The Submissions API allows you to grade or comment on a submission, which would allow you to supply the new rubric information, but it is likely to update the graded_at and graded_at values for the submission. This may or may not be an issue, but if I want to go through and do some analysis of how long it takes instructors to grade their work, I've just blown that possibility for anything using this rubric. If there's any kind of question about who completed the rubric in the first place (example: a course has multiple graders) that has been replaced with the ID of the user who ran the script.
You may not think that changing existing rubrics is what you wanted to do. If you have blueprint courses or master courses and are not concerned with updating the rubrics in existing courses but only new ones, that's a different issue. I'm not sure from the original post whether that's what you're after.
However, if anyone copies a course from one term to another, then they're copying the old rubric. You would then have to go through and link to the new rubric after the course is copied. If you change the rubric link in the old course, then there is a good chance that some of the existing rubric information becomes unavailable.
For example, I went in to SpeedGrader and graded a person using a rubric. Then I changed the rubric, reloaded SpeedGrader. and graded a different person. SpeedGrader only uses the single rubric -- the most current one. Even when I went to a user that was already graded with the old rubric, SpeedGrader showed the new rubric with nothing marked and the student getting 0 points. The API for the assignment only returns the second rubric, which is probably why SpeedGrader shows just the one rubric. If I pull up the submissions for an assignment and include[]=rubric_assessment, the original rubric is still there for the first student, but there is no tie back to the rubric the IDs are associated with. I can fetch every single rubric in an account and a course and go through and get the full rubric for each one of them and look for the criterion_id, so I was able to find it, but it was more prolonged.
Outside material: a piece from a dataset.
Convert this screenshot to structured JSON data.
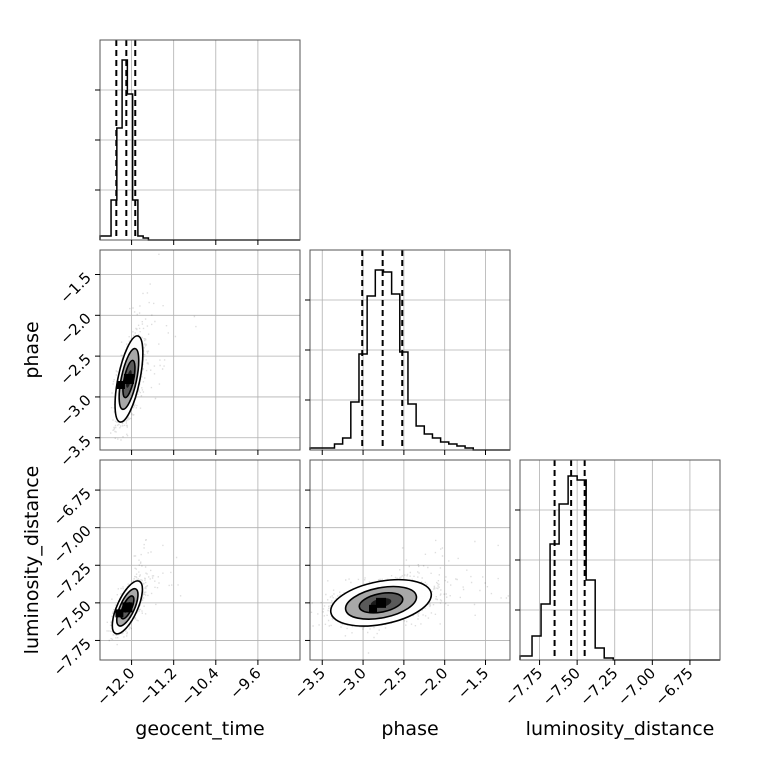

The short version of that is that by going through and updating the assignment to refer to a new rubric when the rubric has been used for grading is that you will likely be unable to retrieve that information through the web interface. If you go into a previous course and look at that assignment and pull it up in SpeedGrader to look at something for a grade appeal, it would appear blank.
If you change the rubric in existing rubrics and don't fill out the new rubric, you lose the ability to pull up the rubric information within Canvas. If you do fill out the new rubric, then you lose information about when it was completed and who completed it.
The only way I see to do it reliably without causing some potential problems is to only make the change for assignments that have not been used. This can be in master courses, in blueprint courses, or in courses that haven't used that rubric yet.
Even this is not simple. At our school, we don't use master courses or blueprint courses much, so our faculty are very likely, at any given time, to copy information from an old course over and that point, they're back to using the old rubric. This may happen before the start of the semester or it may be that they selected content and did a partial copy before the course began and then decided to copy that one over later, so it could happen at week 12. There's no easy way to know that, although you can go through the course audit log and look for when things were copied_from another course. That API can be limited by date, so you can get the things that have recently happened since the last time you checked, but it's still time consuming.
In a perfect world, rubrics would never change. Alas, our world is not perfect.